Le gouvernement roumain renversé par le parlement: «Je pars avec la conscience du devoir accompli»

Viorica Dancila, première ministre roumaine déchue
Viorica Dancila, première ministre roumaine déchue - Photo News

C’est une motion de défiance qui a scellé le sort des sociaux-démocrates après moins de trois ans de pouvoir qui se sont transformés en course d’obstacles pour ce parti de gauche aux accents populistes et eurosceptiques.

Le gouvernement de la Première ministre Viorica Dancila a fait les frais de cette impopularité croissante et n’a pas survécu au vote de 238 élus, sur un total de 465 députés et sénateurs, qui ont demandé son départ.

Mme Dancila, patronne du parti social-démocrate (PSD) est le troisième chef du gouvernement roumain débarqué depuis le retour au pouvoir de cette formation, fin 2016. Ses prédécesseurs avaient été limogés par le PSD lui-même, faute d’être assez loyaux aux caciques du parti.

Les sociaux-démocrates, héritiers de l’ancien parti communiste, ont été ces dernières années accusés de saper l’Etat de droit dans le pays et d’isoler la Roumanie sur la scène européenne par leurs critiques répétées des instances de l’UE.

La première ministre s’exprime devant les deux chambres parlementaires
La première ministre s’exprime devant les deux chambres parlementaires - Photo News

Devoir accompli

Ils ont notamment mené au pas de charge une refonte controversée du système judiciaire, vivement décriée par Bruxelles et destinée selon l’opposition, à blanchir des hommes politiques accusés de corruption. Des dizaines de milliers de Roumains sont descendus dans la rue des mois durant pour défendre l’indépendance de la justice.

Le chef de l’Etat de centre droit Klaus Iohannis, aux relations exécrables avec le gouvernement PSD, a dénoncé jeudi la «débâcle» de leur mandat. Après des consultations menées dès vendredi auprès de tous les partis, il devrait confier à l’opposition le soin de former une nouvelle majorité.

Je vais proposer un exécutif avec un mandat clair, qui assure la gestion responsable et efficace du pays jusqu’aux prochaines élections, à terme ou anticipées», a-t-il déclaré lors d’une allocution télévisée.

Il a jugé souhaitable des élections anticipées, estimant cependant difficile de les mettre en oeuvre avant le terme de la mandature prévu fin 2020.

«Incompétence», «clientélisme», «corruption» : l’opposition s’est déchaînée jeudi contre l’exécutif accusé d’avoir «raté toutes les opportunités» offertes par la forte croissance économique enregistrée en Roumanie ces dernières années et d’avoir fait du pays «l’Etat le plus vulnérable au sein de l’UE».

«Je pars avec la conscience du devoir accompli», a toutefois lancé Mme Dancila, 55 ans, à l’issue du vote.

La chute du gouvernement Dancila enterre par ailleurs la deuxième proposition de Bucarest pour la candidature roumaine au poste de commissaire européen. La première personnalité désignée avait été rejetée par les eurodéputés.

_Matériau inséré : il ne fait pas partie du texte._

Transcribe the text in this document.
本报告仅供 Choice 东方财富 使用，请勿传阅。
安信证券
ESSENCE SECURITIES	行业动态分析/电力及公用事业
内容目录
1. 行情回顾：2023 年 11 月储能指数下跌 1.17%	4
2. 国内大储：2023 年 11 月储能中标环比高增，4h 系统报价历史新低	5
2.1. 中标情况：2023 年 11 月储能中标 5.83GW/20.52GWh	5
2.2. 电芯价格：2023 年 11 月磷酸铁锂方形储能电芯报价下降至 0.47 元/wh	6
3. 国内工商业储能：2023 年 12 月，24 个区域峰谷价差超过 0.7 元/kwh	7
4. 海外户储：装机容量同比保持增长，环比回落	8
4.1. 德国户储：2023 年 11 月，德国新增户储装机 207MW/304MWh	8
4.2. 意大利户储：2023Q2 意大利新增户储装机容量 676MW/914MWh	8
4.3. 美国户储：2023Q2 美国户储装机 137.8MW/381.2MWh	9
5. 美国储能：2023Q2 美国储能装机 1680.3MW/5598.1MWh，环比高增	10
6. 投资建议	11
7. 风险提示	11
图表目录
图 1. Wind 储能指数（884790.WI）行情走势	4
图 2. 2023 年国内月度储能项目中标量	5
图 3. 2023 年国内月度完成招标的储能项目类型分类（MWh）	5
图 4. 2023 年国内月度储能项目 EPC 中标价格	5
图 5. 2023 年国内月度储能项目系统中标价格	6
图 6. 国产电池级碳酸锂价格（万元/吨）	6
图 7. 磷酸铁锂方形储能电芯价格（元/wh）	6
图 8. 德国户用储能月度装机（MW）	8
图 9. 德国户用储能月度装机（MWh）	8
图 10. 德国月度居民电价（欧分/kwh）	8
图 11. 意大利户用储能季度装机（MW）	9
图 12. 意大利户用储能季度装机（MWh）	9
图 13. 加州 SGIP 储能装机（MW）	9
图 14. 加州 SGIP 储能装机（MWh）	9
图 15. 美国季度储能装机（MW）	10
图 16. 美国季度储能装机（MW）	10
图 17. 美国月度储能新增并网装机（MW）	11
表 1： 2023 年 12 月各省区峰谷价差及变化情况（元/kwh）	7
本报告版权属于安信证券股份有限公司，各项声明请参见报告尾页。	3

M. Iohannis a annoncé qu’il ferait rapidement une nouvelle proposition de candidat à la future présidente de l’exécutif européen, Ursula von der Leyen.

Revers en série

Pressenti pour former le futur gouvernement roumain, le chef des Libéraux, Ludovic Orban, est loin de faire l’unanimité. Les Libéraux, principal parti d’opposition dont est issu M. Iohannis, devront composer avec d’autres formations dont les intérêts et les priorités divergent, comme le parti anti-système USR, mais aussi avec une formation de gauche issue d’une scission avec le PSD et les centristes de l’ALDE.

La motion de défiance pourrait en outre avoir un impact direct sur l’élection présidentielle dont le premier tour est prévu le 10 novembre et auquel Mme Dancila est candidate pour les sociaux-démocrates. Sa chute réduit encore ses chances d’arriver au second tour, laissant présager d’un nouveau revers pour le PSD.

En place depuis janvier 2018, le gouvernement de Mme Dancila avait été fragilisé par l’échec aux élections européennes de mai, suivi en août par la rupture de la coalition ALDE. Mme Dancila dirigeait depuis lors un gouvernement minoritaire.

Ces turbulences politiques interviennent sur fond d’indicateurs économiques inquiétants: le nouveau gouvernement devra rédiger le projet de budget 2020 alors que les dépenses publiques ont explosé.

Malgré de forts taux de croissance ces dernières années, le Fonds monétaire international (FMI) a mis en garde contre le risque d’un dérapage du déficit et appelé Bucarest à renoncer à un doublement des retraites d’ici 2022 comme promis par les sociaux-démocrates.